Given that congenital absence of ACP/PCL is thought to be a dominantly inherited syndrome, we used a de novo dominant model of Mendelian inheritance in our variant prioritization and filtering methodology . Specifically, we focused on variants found to be heterozygous and strongly deleterious in the proband and affected parents. SNVs and indels were selected as potential pathogenic variants if they met all the following criteria: (1) heterozygous in proband and in the affect maternal sample; (2) not previously described or rare (MAF < 0.5 %) in a control cohort of more than 9000 control individuals (1000 genomes project, April 2012 release; 6503 exomes from NHLBI GO Exome Sequencing Project (ESP6500SI) and 1200 in-house whole-exomes; (3) nonsynonymous, or splice acceptor and donor site SNVs, or frame shift coding indels (NS/SS/I); (4) predicted to be deleterious by at least three prediction methods, i.e., SIFT, PolyPhen2, MutationTaster, and LRT; and (5) conserved PhyloP score and GERP++ score >2.0. Variants were also analyzed using the ingenuity variant analysis web-based application. As both affected were female, we also included in our analysis all variants on the chr X, considering both heterozygous dominant and hemizygous dominant scenarios. SNVs and indels fulfilling these criteria were retained as potential pathogenic variants if they also then met all the criteria 2–5 (above).
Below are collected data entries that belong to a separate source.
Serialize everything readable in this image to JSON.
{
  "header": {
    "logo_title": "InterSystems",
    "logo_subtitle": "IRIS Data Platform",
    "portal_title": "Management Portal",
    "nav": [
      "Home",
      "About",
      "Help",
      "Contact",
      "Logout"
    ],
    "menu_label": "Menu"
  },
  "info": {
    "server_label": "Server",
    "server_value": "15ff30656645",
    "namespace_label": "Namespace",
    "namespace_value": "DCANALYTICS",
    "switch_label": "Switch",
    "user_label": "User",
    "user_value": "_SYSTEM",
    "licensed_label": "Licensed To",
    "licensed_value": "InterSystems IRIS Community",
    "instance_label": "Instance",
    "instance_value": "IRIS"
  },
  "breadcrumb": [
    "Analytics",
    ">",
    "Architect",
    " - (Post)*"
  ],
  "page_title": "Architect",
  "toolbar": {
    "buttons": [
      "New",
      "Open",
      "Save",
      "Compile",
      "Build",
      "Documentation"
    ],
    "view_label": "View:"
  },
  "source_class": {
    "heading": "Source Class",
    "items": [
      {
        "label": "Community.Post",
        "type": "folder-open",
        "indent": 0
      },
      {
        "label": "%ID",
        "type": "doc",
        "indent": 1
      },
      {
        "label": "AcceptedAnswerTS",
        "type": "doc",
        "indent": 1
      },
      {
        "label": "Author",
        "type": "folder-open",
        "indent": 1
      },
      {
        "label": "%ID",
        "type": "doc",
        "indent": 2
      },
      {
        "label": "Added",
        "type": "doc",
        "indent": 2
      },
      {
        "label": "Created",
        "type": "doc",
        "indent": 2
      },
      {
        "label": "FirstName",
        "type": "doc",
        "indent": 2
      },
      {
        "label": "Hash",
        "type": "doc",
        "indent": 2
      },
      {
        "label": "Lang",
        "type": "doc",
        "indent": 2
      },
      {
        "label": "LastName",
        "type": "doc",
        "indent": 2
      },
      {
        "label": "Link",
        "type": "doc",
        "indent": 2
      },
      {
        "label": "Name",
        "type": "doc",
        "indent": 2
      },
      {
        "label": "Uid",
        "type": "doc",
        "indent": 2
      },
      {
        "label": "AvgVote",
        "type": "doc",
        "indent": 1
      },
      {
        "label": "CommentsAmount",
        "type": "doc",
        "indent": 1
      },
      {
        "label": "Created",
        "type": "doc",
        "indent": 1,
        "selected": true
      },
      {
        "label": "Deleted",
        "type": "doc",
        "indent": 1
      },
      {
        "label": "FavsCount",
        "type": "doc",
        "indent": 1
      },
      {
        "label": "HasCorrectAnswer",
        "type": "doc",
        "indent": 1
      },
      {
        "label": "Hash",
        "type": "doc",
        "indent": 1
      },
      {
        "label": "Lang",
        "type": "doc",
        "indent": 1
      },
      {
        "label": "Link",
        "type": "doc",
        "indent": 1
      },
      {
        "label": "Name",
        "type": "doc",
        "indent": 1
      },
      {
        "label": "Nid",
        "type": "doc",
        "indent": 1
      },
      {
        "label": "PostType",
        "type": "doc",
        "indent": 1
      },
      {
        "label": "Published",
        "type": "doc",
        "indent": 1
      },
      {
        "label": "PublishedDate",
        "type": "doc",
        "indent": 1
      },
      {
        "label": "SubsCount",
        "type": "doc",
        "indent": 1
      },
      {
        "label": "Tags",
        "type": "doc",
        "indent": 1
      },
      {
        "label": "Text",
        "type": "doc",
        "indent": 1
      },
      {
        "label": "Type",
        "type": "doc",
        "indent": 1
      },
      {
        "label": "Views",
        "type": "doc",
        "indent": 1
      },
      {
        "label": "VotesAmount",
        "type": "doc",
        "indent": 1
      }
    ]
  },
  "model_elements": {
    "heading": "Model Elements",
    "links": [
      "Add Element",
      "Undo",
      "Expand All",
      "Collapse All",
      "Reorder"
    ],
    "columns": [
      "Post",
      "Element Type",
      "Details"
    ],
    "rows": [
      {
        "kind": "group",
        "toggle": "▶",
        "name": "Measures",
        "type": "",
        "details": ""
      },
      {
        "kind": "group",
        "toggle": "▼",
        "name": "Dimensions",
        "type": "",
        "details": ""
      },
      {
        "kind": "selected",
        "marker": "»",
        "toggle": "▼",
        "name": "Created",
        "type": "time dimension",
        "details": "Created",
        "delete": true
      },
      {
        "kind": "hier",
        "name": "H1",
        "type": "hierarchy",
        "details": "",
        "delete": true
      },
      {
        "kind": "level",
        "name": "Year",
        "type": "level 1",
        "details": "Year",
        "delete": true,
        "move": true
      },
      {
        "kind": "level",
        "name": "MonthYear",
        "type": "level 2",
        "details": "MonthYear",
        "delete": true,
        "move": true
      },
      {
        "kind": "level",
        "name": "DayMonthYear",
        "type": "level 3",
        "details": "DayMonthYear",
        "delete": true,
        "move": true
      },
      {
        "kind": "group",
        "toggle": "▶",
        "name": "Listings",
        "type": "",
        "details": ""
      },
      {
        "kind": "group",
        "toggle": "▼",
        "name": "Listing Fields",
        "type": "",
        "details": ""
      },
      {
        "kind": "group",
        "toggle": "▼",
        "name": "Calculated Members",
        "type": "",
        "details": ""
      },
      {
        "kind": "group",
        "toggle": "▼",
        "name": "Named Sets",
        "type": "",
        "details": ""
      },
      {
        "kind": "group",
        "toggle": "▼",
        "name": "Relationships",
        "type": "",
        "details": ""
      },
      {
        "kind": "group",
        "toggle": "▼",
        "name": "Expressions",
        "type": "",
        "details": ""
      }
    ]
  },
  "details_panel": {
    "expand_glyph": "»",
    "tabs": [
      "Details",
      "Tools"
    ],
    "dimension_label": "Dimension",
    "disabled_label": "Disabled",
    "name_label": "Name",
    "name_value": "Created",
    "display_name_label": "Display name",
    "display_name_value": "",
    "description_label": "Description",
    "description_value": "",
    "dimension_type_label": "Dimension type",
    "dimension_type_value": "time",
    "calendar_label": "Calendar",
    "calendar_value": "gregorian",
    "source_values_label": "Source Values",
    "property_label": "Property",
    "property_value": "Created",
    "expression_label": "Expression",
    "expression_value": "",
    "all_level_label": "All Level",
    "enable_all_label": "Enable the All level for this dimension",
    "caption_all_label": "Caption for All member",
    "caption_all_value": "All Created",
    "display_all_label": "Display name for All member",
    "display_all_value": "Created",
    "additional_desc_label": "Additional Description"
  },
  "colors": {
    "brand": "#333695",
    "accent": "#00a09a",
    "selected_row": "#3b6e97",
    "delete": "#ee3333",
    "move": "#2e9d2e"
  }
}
CNV analysis for exon sequencing
CNV analysis was performed by using the standard exome hidden Markov model (XHMM) pipeline that consisting of six steps . The depth of coverage for all targets and all 662 samples used for case/control comparison for this study was performed using GATK. (2) Target regions with extreme GC content (<10 % or >90 %) and low complexity regions are filtered out from further analysis. (3) PCA normalization of read depth is performed for all samples to remove inherent biases in sample preparation and sequencing. (4) Samples with extreme variability in normalized read depth are removed. (5) Per-sample CNV Detection with a HMM is performed. (6) Quality metrics are assigned to all samples for discovered CNVs.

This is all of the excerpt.